I am going to relate a lot of the articles written in this paper. One of my favorites was titled “Dot Vindo Caput”

John Wickert a hard working inoffensive German,who lives in a small house west of the railroad track, has been of late much annoyed by some wicked boys whose time would be more profitably employed at school.
On Saturday about two o’clock they threw a large stone through a window breaking it all to pieces, or as the German himself forcibly expressed it “make dot vindo all go dead, killed mine glass in liddle bits.” He explained to the city marshal, and if the miscreant repeat their naughtiness they will land in the caboose.
A child sitting near the window narrowly escaped being hurt. This article was written January 17, 1878. '
How different we write articles now. We probably would have said, if anything, Vandalism reported at the railroad housing development. No injuries reported.
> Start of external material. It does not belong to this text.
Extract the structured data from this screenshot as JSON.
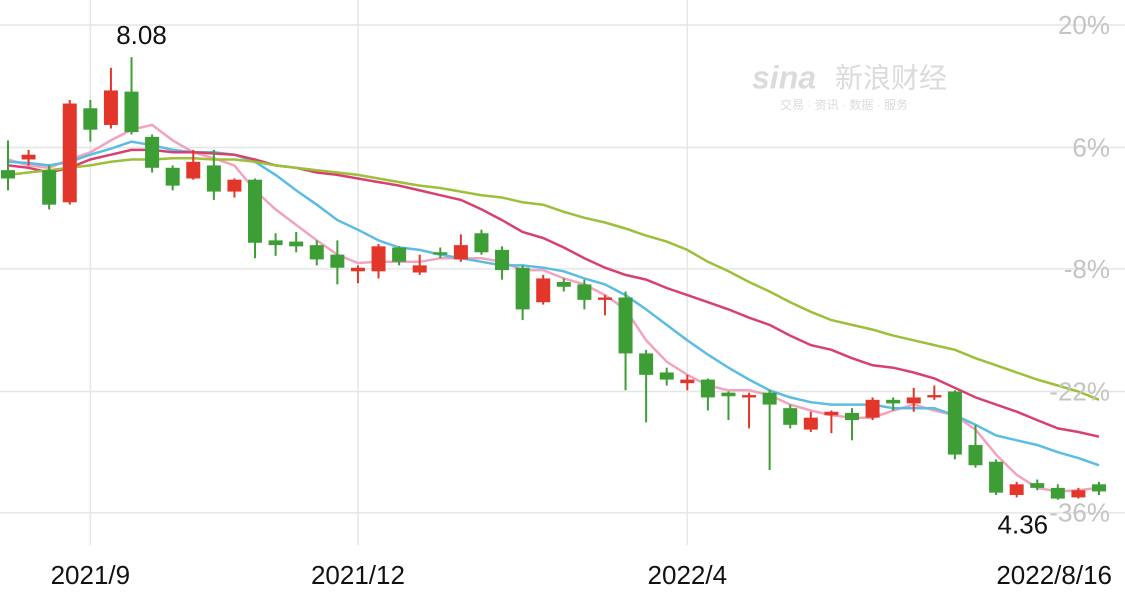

I am going to write several stories that were reported like this one. I enjoy reading these and I hope you will too, especially if you lived there or went to school there for a short or long time.
A lot of the centennial activities were held at the Tomahawk Field.
Interestingly enough as I was reading this special edition, the editors mixed the current events with the one hundred year old events. For instance I was reading about a lady that had fallen down her basement stairs, taken to the hospital, had x-rays, but the results had not been given to the press. Oh my, that’s different.
Will talk to you tomorrow, with some more fun news from the old days of Cherokee!